Relativ hohe Aktienquoten für das Solvency-II-Zeitalter – nämlich acht Prozent für die Sachversicherung und fünf für die Lebensver­sicherung – hält der Volkswohlbund. Vorstand Axel-Rainer Hoffmann, der dritte Investor auf der Podiumsdiskussion, verwies dabei auf eine Solvency-II-Sonderregelung, nach der bei einem längerfristigen Aktien­engagement weniger Solvency-Kapital benötigt wird. Trotzdem müsse man aber Renditen liegen lassen, „weil Solvency II limitiert“. Was Solvency II jedoch nicht limitiert, ist der Arbeitsaufwand. ­Arbeitsintensiv ist insbesondere die Dokumentation. Die Kapital­anlage ist dagegen fast schon nachgelagert. Christof Kessler: „Die Neben­bedingungen von Solvency II stehen derzeit im Vordergrund. Ziel muss sein, dass die Priorität wieder auf den eigentlichen Kapitalanlage­themen liegt.“ Zum Beispiel auf dem Zinsänderungs­risiko. Da die Durationserhöhung auf der Aktivseite nicht reicht, um die Lücke zur Passivseite zu schließen, betreibt die Gothaer ein Laufzeiten-­Matching. Auch der Volkswohlbund bemüht sich, die ­Durationslücke zu schließen. Dabei offenbaren sich in zwei Punkten die Besonderheiten von Solvency II. „Mit einer steigenden Duration steigt auch das aktive Risiko.­ Das Unternehmensrisiko sinkt jedoch“, so Hoffmann. Außerdem werde durch die Matching-Bemühungen das Bewusstsein dafür geschult, welche Gelder – nämlich die von Lebensversicherungs­kunden – man investiert.

Bei diesen Herausforderungen überrascht nicht, dass Egermann mit den beiden Versicherungskollegen „nicht tauschen“ will. Die ­Duration der Passivseite stellt aber auch für eine Pensionskasse eine große Herausforderung dar. Schließlich liege diese bei über 20 Jahren. Außerdem, so Egermann, ist der Rechnungszins deutlich höher.

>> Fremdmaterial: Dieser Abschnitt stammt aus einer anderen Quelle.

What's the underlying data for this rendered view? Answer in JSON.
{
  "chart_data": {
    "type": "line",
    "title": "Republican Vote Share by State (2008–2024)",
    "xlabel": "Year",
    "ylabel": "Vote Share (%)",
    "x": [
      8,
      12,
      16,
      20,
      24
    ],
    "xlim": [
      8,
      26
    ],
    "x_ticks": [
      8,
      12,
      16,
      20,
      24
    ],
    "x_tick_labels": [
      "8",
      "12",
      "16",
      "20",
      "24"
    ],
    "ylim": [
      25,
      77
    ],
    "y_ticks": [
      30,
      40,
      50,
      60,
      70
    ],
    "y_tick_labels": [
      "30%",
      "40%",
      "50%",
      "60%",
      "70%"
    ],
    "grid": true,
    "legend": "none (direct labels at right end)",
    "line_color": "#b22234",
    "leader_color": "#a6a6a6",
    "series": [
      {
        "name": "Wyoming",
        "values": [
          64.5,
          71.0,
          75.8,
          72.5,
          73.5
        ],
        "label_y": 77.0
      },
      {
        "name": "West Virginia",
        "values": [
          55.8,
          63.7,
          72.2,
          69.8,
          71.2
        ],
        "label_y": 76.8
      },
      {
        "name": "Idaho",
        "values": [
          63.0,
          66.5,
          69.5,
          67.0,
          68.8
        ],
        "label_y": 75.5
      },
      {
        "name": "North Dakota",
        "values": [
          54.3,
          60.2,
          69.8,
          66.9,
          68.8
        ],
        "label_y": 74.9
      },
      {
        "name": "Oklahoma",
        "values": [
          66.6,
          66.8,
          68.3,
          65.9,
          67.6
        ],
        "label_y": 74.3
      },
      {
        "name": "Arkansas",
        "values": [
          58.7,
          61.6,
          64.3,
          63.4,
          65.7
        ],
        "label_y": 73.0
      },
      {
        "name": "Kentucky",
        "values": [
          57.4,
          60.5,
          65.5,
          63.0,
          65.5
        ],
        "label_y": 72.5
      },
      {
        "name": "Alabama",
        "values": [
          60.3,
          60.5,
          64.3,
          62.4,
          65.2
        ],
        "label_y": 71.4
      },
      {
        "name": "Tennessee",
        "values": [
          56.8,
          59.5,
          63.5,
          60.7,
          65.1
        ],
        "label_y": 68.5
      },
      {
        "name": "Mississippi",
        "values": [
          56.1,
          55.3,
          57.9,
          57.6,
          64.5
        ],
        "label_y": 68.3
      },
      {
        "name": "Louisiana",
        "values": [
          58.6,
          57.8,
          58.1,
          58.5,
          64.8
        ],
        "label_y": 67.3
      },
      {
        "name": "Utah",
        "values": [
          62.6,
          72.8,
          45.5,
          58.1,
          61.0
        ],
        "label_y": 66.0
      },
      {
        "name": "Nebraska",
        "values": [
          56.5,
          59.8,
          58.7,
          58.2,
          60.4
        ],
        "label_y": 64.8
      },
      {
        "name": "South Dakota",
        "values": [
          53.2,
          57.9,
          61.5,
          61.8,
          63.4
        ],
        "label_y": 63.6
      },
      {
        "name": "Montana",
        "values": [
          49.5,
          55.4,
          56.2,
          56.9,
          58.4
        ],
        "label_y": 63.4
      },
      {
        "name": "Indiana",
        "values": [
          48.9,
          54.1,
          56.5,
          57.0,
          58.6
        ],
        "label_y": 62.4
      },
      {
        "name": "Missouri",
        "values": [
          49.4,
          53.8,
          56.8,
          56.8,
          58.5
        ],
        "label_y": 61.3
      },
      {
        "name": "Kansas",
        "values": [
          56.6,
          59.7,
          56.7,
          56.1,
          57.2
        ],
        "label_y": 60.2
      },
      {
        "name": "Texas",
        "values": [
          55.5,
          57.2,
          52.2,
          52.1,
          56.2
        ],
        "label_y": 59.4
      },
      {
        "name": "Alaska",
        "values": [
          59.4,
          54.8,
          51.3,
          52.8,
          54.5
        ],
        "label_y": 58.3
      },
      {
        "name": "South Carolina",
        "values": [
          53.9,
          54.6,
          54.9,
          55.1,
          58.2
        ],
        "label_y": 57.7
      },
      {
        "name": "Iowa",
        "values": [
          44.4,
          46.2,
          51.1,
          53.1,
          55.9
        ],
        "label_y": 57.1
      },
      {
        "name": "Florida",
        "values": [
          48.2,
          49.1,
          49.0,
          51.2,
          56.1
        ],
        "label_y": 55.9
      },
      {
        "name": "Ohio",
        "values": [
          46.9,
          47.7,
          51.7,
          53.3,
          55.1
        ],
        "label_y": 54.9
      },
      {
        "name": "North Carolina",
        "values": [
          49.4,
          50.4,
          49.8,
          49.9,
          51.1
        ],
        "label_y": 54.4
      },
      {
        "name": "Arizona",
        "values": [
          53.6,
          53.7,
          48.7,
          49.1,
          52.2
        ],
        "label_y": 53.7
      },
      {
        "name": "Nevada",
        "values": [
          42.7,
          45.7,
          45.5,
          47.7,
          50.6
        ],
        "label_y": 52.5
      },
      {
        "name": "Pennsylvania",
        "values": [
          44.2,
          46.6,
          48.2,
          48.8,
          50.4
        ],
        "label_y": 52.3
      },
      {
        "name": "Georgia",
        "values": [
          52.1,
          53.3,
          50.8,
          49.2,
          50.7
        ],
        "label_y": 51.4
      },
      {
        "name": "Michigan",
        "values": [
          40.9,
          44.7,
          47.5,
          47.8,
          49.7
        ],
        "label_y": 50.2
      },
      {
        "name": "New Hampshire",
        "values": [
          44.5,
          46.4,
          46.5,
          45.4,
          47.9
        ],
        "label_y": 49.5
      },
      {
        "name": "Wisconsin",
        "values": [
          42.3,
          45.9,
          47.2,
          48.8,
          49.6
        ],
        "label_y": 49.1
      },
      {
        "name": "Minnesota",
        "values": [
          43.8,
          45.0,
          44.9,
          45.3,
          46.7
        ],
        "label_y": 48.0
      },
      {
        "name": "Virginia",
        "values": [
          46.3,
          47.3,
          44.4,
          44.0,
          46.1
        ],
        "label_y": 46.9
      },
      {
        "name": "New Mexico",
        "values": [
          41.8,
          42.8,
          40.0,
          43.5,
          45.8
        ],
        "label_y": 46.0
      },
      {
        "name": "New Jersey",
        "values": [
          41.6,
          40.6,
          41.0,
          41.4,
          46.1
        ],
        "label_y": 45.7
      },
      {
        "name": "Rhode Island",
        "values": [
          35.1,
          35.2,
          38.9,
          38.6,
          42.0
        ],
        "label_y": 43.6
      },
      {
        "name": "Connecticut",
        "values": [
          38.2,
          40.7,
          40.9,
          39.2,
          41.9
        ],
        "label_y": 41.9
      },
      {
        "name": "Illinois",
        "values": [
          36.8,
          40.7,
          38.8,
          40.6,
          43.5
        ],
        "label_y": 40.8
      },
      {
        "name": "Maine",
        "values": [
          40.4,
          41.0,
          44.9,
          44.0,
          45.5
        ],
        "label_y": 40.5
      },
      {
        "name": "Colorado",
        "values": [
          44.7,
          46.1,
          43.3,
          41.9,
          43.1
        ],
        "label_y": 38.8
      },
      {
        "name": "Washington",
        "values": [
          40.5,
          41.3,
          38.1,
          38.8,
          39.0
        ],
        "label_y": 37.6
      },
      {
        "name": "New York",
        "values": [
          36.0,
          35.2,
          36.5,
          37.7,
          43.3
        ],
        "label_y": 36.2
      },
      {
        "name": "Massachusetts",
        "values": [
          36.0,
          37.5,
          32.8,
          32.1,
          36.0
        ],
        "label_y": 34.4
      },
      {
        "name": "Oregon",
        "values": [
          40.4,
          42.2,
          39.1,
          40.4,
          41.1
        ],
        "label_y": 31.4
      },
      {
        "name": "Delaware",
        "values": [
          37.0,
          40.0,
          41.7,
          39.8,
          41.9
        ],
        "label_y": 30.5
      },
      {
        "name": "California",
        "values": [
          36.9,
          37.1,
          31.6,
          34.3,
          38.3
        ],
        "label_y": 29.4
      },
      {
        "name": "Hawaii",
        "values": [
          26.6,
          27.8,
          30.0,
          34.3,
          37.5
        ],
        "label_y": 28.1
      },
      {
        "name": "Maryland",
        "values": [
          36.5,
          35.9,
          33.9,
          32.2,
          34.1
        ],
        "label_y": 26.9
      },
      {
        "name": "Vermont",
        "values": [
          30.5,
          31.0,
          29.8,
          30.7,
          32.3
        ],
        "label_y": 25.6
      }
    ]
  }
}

Abseits der Matching-Anstrengungen offenbart die von Corinna Wohlfeil moderierte Diskussion, dass sich die drei Investoren auf der Asset-Seite spezialisieren. Dieser Effekt ist von Solvency II gewünscht. Ob das Aufsichtsregime für unterschiedliche Allokationen auch ­ursächlich ist, soll aber dahingestellt sein. Zumindest scheint das Aufsichtsregime aber nicht wie befürchtet zu einheitlichen Allokationen und damit Systemrisiken zu führen. So investiert der Volkswohlbund beispielsweise überdurchschnittlich in Aktien. Dabei hält die ­Ver­sicherung laut eigenen Angaben Dividendenpapiere auch im ­Direktbestand und bietet seit dem vergangenen Jahr ein Altersversorgungsprodukt an, das die Chance auf eine Partizipation an steigenden Aktienindizes mit sinnvollen Garantien und Absicherungen verbindet. Höhere Aktienquoten scheinen für Hoffmann grundsätzlich wünschenswert, sind aber aufsichtsrechtlich schwierig. Hoffmann ­argumentierte mit Puffer, dem Anlagehorizont der Kunden und dem positiven Effekt auf die Finanzierung von Industrieunternehmen mit Eigenkapital. Aber: „Die Lobby-Arbeit für Aktien ist gescheitert.“ ­Neben Aktien stehen auf dem Einkaufszettel von Hoffmann auch ­Private Placements, um Liquiditätsprämien abzugreifen.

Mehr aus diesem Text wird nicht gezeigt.